Diese Diskrepanz bei den Zahlen wirft Zweifel an Trumps Behauptung auf, „Zölle könnten die Einkommenssteuer ersetzen“. Er hatte sogar vorgeschlagen, den Amerikanern eine „Zolldividende“ von 2000 Dollar pro Person auszuzahlen.
Vor dem Urteil waren Trump und sein Team aktiv in der Verteidigung der Politik. Sie betonten, dass ein Scheitern vor dem Obersten Gerichtshof die nationale Sicherheit und die Wirtschaft schwer schädigen würde.
Trump schrieb am 12. Januar auf Twitter: „Wenn der Oberste Gerichtshof bei diesem wichtigen nationalen Sicherheits-Thema gegen uns entscheidet, sind wir verloren!“
Der Finanzminister Scott Bessent und andere Beamte äußerten Vertrauen, dass der Oberste Gerichtshof diese Maßnahme, die als Trumps „Aushängeschild der Wirtschaftspolitik“ gilt, nicht kippen werde.
Das Urteil zeigt jedoch, dass die breite Auslegung der Exekutive nicht übernommen wurde.
Dieses Urteil stellt nicht nur einen schweren Schlag für Trumps persönliche Politik dar, sondern zeichnet auch eine klarere Grenze zwischen Exekutive und Kongress.
Sollte der Präsident künftig groß angelegte Zollerhebungen vornehmen wollen, müsste er wahrscheinlich eine ausdrückliche Erlaubnis des Kongresses suchen, anstatt sich auf eine erweiterte Auslegung des Notstandsgesetzes zu stützen.
Für Unternehmen und Investoren könnte dieses Urteil mehr Transparenz in der Politik bedeuten.

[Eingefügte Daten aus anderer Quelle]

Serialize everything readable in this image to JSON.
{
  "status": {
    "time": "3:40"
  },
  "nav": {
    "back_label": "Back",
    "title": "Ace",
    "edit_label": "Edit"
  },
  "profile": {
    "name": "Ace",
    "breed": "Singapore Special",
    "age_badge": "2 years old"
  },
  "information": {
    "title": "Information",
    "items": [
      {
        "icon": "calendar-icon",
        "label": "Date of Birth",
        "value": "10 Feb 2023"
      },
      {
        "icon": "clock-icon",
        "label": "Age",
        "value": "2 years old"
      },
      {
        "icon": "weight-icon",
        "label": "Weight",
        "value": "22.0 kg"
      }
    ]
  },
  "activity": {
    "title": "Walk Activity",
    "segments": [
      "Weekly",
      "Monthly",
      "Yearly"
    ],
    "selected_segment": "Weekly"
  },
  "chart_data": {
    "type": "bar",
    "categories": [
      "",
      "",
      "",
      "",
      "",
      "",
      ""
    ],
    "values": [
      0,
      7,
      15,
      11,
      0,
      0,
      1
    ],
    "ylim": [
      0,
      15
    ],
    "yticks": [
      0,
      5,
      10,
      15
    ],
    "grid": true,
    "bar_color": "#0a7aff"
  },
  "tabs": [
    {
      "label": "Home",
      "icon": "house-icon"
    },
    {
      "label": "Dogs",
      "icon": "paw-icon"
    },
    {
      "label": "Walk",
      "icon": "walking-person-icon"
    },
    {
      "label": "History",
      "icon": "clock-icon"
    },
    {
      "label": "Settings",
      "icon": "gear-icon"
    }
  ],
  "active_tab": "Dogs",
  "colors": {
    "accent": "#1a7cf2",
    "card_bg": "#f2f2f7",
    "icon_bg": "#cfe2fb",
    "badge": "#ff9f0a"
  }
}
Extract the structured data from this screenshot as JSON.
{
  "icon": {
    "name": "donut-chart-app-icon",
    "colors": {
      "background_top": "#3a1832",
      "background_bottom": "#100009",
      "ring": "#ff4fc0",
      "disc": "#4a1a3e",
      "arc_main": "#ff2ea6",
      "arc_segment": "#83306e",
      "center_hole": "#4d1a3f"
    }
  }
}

Für Trump jedoch ist der Spielraum für den Einsatz von Zöllen als diplomatisches und fiskalisches Instrument deutlich eingeschränkt worden.
Ob die US-Handelspolitik nun wieder in den traditionellen Rahmen zurückkehrt oder neue rechtliche und politische Konflikte entstehen, bleibt abzuwarten. Märkte und die globale Wirtschaft beobachten die Entwicklung aufmerksam.